O “estranho individualismo” de Stirner foi abundantemente citado e absorvido por gerações de estudiosos e artistas, mas raramente entendido na sua profética genialidade e quase sempre recalcado como um passageiro clandestino do pensamento. É que o tempo dele ainda mal começou.

Único - 1

Em Março de 2004, a editora Antígona publicou O Único e a sua Propriedade, de MAX STIRNER, Trata-se da sua primeira edição nacional, com tradução de João Barrento e posfácio de Bragança de Miranda, justamente intitulado” Stirner, o passageiro clandestino da história”. Aí pode ler-se que "nem é tanto Stirner que é um autor maldito; o seu livro é que foi amaldiçoado, uma e outra vez, ao longo dos anos, e das modas. (...) Trata-se de um livro extremo; mal se abre e se começa a ler, uma voz argumenta, seduz, insulta, combate e provoca"...
Em 1841, Stirner havia aderido ao Die Freien (os livres) um grupo de jovens hegelianos de esquerda, que tinha como figuras de proa Ludwig Feuerbach e Bruno Bauer A ideia base que os unia era a crença de que a dialéctica implicava que a História percorreu duas épocas absolutamente distintas: o materialismo intuitivo dos antigos (o mundo das coisas) e o mundo do espírito, próprio do cristianismo, cabendo encontrar uma nova síntese.
Feuerbach afirmou que a reverência que temos por Deus é antes pelo género humano, isto é, “a essência do homem é o ser supremo do homem”, ao que Stirner responde que o é, “precisamente por ser a sua essência, e não ele próprio”, sendo indiferente “ver a essência em mim ou fora de mim”. Para Stirner, o cristianismo situou sempre o ser supremo num duplo além, o interior e o exterior, sendo que o “espírito de Deus” é, ao mesmo tempo, “o nosso espírito” e “mora em nós”. Então “nós, coitados, somos apenas a sua “morada” e quando Feuerbach destrói a morada divina do espírito e o obriga a mudar-se de armas e bagagens cá para baixo, nós, a sua morada terrena, vamos ficar muito superlotados”. Para depois concluir que, afinal, “Os nossos ateus são pessoas devotas”.
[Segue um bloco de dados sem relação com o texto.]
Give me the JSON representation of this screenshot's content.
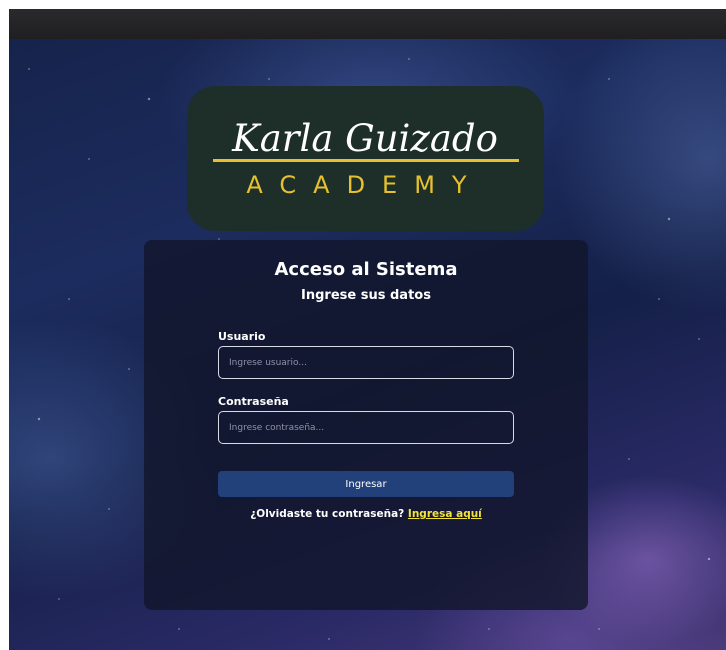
{
  "logo": {
    "script_text": "Karla Guizado",
    "academy_text": "ACADEMY",
    "colors": {
      "background": "#1e2f2a",
      "script": "#ffffff",
      "gold": "#e6c02e"
    }
  },
  "login": {
    "title": "Acceso al Sistema",
    "subtitle": "Ingrese sus datos",
    "username": {
      "label": "Usuario",
      "placeholder": "Ingrese usuario...",
      "value": ""
    },
    "password": {
      "label": "Contraseña",
      "placeholder": "Ingrese contraseña...",
      "value": ""
    },
    "submit_label": "Ingresar",
    "forgot_text": "¿Olvidaste tu contraseña?",
    "forgot_link": "Ingresa aquí"
  },
  "colors": {
    "card_background": "#12162c",
    "button": "#22407a",
    "link": "#f2e43a"
  },
  "background_image": "starry-galaxy-background"
}
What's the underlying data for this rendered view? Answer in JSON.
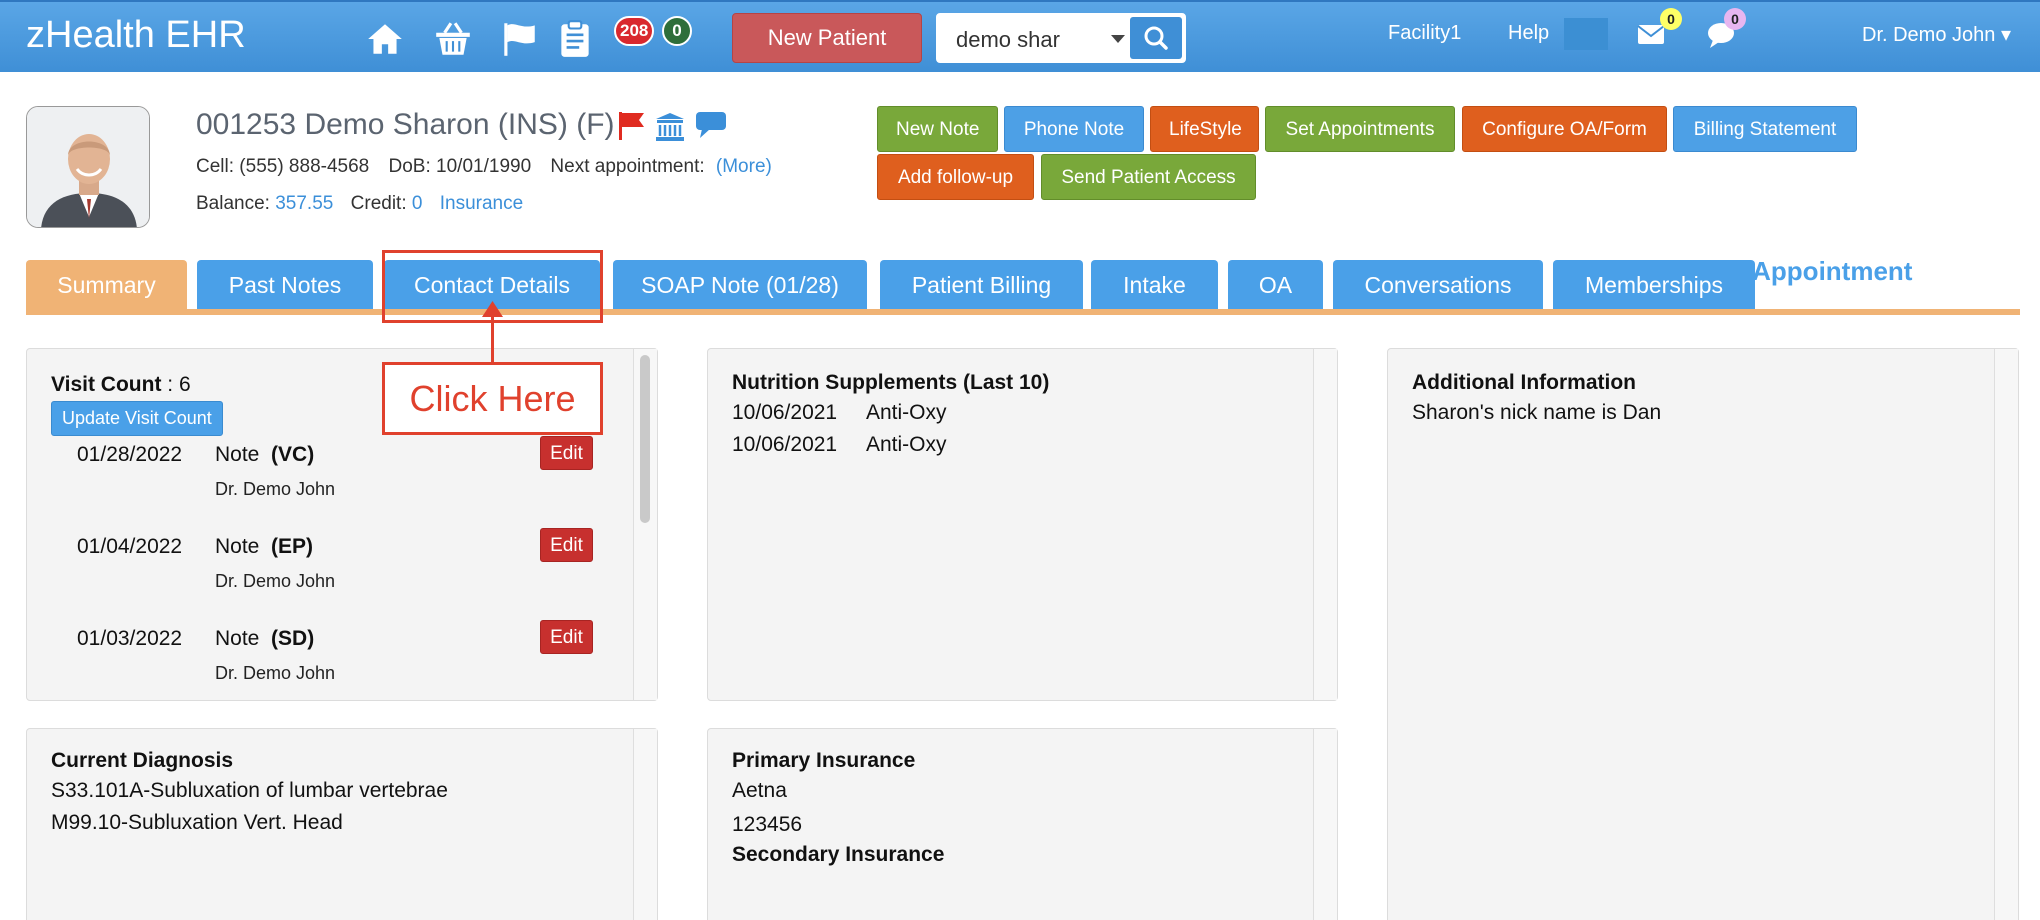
{
  "app": {
    "brand": "zHealth EHR"
  },
  "topbar": {
    "nav_icons": [
      "home-icon",
      "basket-icon",
      "flag-icon",
      "clipboard-icon"
    ],
    "badge_red": "208",
    "badge_green": "0",
    "new_patient_label": "New Patient",
    "search_value": "demo shar",
    "facility": "Facility1",
    "help": "Help",
    "mail_count": "0",
    "chat_count": "0",
    "user": "Dr. Demo John ▾",
    "colors": {
      "bar": "#4a9ae0",
      "new_patient": "#c9585a",
      "badge_red": "#d9282e",
      "badge_green": "#2e6e3a"
    }
  },
  "patient": {
    "name": "001253 Demo Sharon  (INS) (F)",
    "cell_label": "Cell:",
    "cell": "(555) 888-4568",
    "dob_label": "DoB:",
    "dob": "10/01/1990",
    "next_appt_label": "Next appointment:",
    "more_link": "(More)",
    "balance_label": "Balance:",
    "balance": "357.55",
    "credit_label": "Credit:",
    "credit": "0",
    "insurance_link": "Insurance"
  },
  "actions": {
    "new_note": "New Note",
    "phone_note": "Phone Note",
    "lifestyle": "LifeStyle",
    "set_appointments": "Set Appointments",
    "configure_oa": "Configure OA/Form",
    "billing_statement": "Billing Statement",
    "add_followup": "Add follow-up",
    "send_patient_access": "Send Patient Access"
  },
  "tabs": {
    "summary": "Summary",
    "past_notes": "Past Notes",
    "contact_details": "Contact Details",
    "soap_note": "SOAP Note (01/28)",
    "patient_billing": "Patient Billing",
    "intake": "Intake",
    "oa": "OA",
    "conversations": "Conversations",
    "memberships": "Memberships",
    "appointment_partial": "d Appointment"
  },
  "annotation": {
    "callout": "Click Here"
  },
  "visits": {
    "count_label": "Visit Count",
    "count_value": " : 6",
    "update_button": "Update Visit Count",
    "items": [
      {
        "date": "01/28/2022",
        "note": "Note",
        "code": "(VC)",
        "doctor": "Dr. Demo John",
        "edit": "Edit"
      },
      {
        "date": "01/04/2022",
        "note": "Note",
        "code": "(EP)",
        "doctor": "Dr. Demo John",
        "edit": "Edit"
      },
      {
        "date": "01/03/2022",
        "note": "Note",
        "code": "(SD)",
        "doctor": "Dr. Demo John",
        "edit": "Edit"
      }
    ]
  },
  "supplements": {
    "title": "Nutrition Supplements (Last 10)",
    "items": [
      {
        "date": "10/06/2021",
        "name": "Anti-Oxy"
      },
      {
        "date": "10/06/2021",
        "name": "Anti-Oxy"
      }
    ]
  },
  "additional": {
    "title": "Additional Information",
    "text": "Sharon's nick name is Dan"
  },
  "diagnosis": {
    "title": "Current Diagnosis",
    "items": [
      "S33.101A-Subluxation of lumbar vertebrae",
      "M99.10-Subluxation Vert. Head"
    ]
  },
  "insurance": {
    "primary_title": "Primary Insurance",
    "primary_name": "Aetna",
    "primary_id": "123456",
    "secondary_title": "Secondary Insurance"
  }
}
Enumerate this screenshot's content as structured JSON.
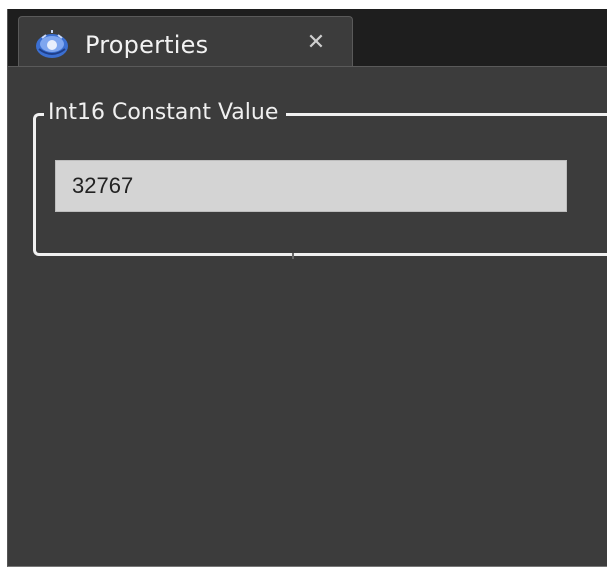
{
  "tab": {
    "title": "Properties",
    "close_glyph": "✕",
    "icon": "properties-gear-icon",
    "close_icon": "close-icon"
  },
  "group": {
    "legend": "Int16 Constant Value"
  },
  "field": {
    "value": "32767"
  },
  "colors": {
    "window_bg": "#1e1e1e",
    "panel_bg": "#3c3c3c",
    "text_light": "#f0f0f0",
    "input_bg": "#d4d4d4",
    "icon_blue": "#3b6fd1"
  }
}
sábado, 20 de maio de 2006

As sombras

Sócrates - Imagina ainda o seguinte: se um homem nessas condições (depois de encarar a luz) descesse de novo para o seu antigo posto (a caverna), não teria os olhos cheios de trevas, ao regressar subitamente da luz do Sol?
Gláucon - Com certeza
Sócrates - E se lhe fosse necessário julgar daquelas sombras em competição com os que tinham estado sempre prisioneiros, no período em que ainda estava ofuscado, (...) acaso não causaria o riso, e não diriam dele que, por ter subido ao mundo superior, estragara a vista e que não valia a pena tentar a ascensão? E a quem tentasse soltá-los e conduzi-los até cima, se pudessem agarrá-lo e matá-lo, não o matariam?
Gláucon - Matariam, sem dúvida.
Platão, A República, Livro VII

O autor de Fédon parece dizer-nos, neste excerto da célebre alegoria da caverna, que o seu momento mais importante surge, não com a saída, mas com o regresso às sombras. Ora, se o mundo real torna possível a dianoia e a noesis, não é menos verdade que, a haver um sentido útil para a passagem de um mundo a outro, será o de dar depois a conhecer aos que vivem nas sombras o que está para além delas. Uma missão quase obrigatória, mas sem dúvida cheia de perigos e desilusões, como é aqui advertido.
Cuidado pois, muito cuidado quando se decide sair da caverna! Não é que me tenha tornado um pessimista, à maneira de Hobbes, mas pressinto que muito poucos quereriam a luz, sabendo o que isso implicaria, e quase ninguém regressaria para a diletante missão de divulgar a boa nova, sabendo o que encontraria de volta.